Le Cirque du Soleil dira qu'il prend toujours des risques, mais cette fois, il faut admettre qu'il en a pris tout un en créant cette fable familiale très cinématographique inspirée de l'univers du film Avatar avec sa lune Pandora et ses habitants aux teintes bleutées, les Na'vis.

Un spectacle acrobatique, c'est vrai, mais avec très peu de numéros de cirque à proprement parler - ce qui pourrait en décevoir certains. Un récit dominé plutôt par les effets visuels à couper le souffle, qui balaient le Centre Bell pendant près de deux heures.

Disons que le monde de Pandora va bien au Cirque.

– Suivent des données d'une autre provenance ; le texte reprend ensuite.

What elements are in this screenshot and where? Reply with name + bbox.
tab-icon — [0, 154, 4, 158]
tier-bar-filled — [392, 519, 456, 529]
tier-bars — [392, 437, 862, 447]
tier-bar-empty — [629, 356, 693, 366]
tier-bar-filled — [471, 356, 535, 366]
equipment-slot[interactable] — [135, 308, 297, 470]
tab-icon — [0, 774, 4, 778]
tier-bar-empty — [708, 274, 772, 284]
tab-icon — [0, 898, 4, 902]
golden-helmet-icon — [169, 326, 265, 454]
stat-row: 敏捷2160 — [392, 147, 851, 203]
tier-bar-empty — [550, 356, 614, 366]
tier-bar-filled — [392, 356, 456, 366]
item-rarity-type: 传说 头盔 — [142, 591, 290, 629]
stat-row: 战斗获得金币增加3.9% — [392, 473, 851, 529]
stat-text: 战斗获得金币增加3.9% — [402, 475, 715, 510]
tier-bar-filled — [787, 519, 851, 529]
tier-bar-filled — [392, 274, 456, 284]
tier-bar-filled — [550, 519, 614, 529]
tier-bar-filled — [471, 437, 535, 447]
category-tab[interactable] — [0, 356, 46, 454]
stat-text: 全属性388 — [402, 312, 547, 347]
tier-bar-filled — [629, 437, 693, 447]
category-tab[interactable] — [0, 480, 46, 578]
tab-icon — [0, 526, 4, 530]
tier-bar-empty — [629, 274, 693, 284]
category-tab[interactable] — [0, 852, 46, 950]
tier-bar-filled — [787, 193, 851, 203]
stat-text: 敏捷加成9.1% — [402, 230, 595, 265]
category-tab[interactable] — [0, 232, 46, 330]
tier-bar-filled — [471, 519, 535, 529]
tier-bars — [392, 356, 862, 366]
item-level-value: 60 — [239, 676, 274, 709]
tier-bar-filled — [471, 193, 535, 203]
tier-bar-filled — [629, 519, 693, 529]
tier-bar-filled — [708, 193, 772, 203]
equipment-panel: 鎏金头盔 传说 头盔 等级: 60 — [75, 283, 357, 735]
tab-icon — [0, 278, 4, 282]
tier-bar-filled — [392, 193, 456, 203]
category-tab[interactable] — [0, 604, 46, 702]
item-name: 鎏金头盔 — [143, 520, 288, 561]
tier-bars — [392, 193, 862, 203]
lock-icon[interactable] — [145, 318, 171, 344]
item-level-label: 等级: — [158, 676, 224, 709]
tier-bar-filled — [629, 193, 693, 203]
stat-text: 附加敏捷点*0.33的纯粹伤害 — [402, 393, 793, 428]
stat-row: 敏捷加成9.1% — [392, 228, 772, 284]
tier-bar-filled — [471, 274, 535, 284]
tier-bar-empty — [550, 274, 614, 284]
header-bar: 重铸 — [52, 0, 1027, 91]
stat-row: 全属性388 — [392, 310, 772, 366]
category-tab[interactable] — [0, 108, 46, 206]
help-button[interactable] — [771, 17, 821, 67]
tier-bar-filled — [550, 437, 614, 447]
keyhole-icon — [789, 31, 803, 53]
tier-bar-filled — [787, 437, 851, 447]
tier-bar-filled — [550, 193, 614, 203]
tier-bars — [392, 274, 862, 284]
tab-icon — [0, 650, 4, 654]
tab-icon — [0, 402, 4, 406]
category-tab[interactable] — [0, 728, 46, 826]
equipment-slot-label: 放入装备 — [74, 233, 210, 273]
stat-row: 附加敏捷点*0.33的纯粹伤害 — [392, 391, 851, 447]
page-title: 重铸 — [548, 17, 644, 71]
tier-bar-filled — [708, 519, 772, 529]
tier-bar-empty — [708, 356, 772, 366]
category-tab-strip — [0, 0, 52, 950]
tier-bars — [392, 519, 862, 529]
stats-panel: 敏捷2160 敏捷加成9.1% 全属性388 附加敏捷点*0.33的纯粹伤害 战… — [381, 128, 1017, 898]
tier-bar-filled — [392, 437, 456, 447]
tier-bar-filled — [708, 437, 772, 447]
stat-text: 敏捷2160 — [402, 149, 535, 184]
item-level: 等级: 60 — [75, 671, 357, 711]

Ceux qui ont aimé le film retrouveront ainsi avec plaisir les colorés personnages à queue, qui se sont toujours distingués par leur agilité (un point commun avec le Cirque!).

Vous retrouverez également la faune sauvage et la flore luxuriante de cette planète finalement très circassienne. Et puis la langue na'vi n'évoque-t-elle pas la langue inventée que l'on a longtemps entendue dans les spectacles du Cirque?

La musique est également au coeur de Toruk. Les premiers tableaux sont parfaitement rythmés par les percussions. Les acrobaties sont réellement au service du récit, et même si l'on voit un artiste pendu à une corde, jamais on ne se dit: tiens, voici un numéro de corde lisse. Voilà qui est tout de même nouveau pour le Cirque.

La narration, autre nouveauté au Cirque, relie les différents tableaux. De l'initiation des amis Ralu et Entu pour devenir des chasseurs à l'éruption d'un volcan qui menace l'arbre des âmes, jusqu'à la chevauchée du Toruk (l'immense oiseau rouge), tout est très bien détaillé - un travail important de Michel Lemieux et Victor Pilon, épaulés par Olivier Kemeid.

Ce qui normalement fait partie du sous-texte des artistes est ici clairement énoncé. Une énorme différence du point de vue du spectateur. En définitive, il y a quelque chose de très proche de Disney dans ce spectacle familial à grand déploiement.

Sébastien Dodge, qui assure le rôle du narrateur en français, s'acquitte fort bien de sa tâche. La présence d'un véritable acteur sur scène (l'acteur Raymond O'Neill assure la narration en anglais) est un atout. On n'ose pas imaginer la confusion qui régnerait si nous étions laissés à nous-mêmes... Car il s'en passe des choses à Pandora.

Si le récit gagne en clarté, il y a quand même quelques segments opaques (la quête des objets sacrés), qui s'étirent inutilement ou qui se répètent. Les combats contre les loups-vipères sont surprenants la première fois. Un peu moins les fois suivantes. Il reste que la faune de Pandora est ici magnifiquement représentée.

Les metteurs en scène Michel Lemieux et Victor Pilon ne sont jamais allés aussi loin dans le déploiement de leur arsenal visuel. Outre l'arbre-maison, le petit îlot du centre et quelques plantes tropicales, tout le décor est fait de projections, recréant ici un feu de joie, là des chutes d'eau ou la lave d'un volcan.

Je ne sais pas pourquoi personne n'y a pensé avant, mais l'utilisation de toute la surface de la glace change complètement la perspective. L'explosion de la flore de Pandora avec l'apparition d'immenses pétales rouges est impressionnante. Le numéro de tissu aérien se fond alors parfaitement à la chorégraphie.

Les chorégraphies de groupe, nombreuses, sont à l'image de ces peuples fictifs imaginés par James Cameron, qui vivent en communauté, en harmonie avec la nature - comme dans le film. On le voit dans le déploiement des oiseaux dans le ciel de Pandora ou dans la très belle chorégraphie avec les tiges de bambou.

La chevauchée du grand oiseau pour rétablir l'équilibre de Pandora aux prises avec cette éruption inopinée est plus ou moins convaincante (dramatiquement), mais elle fera son effet sur les tout-petits, c'est sûr. Le tableau de la fin avec les petites méduses de l'arbre des voix efface ces petites frustrations passagères. Oui, c'est du joli!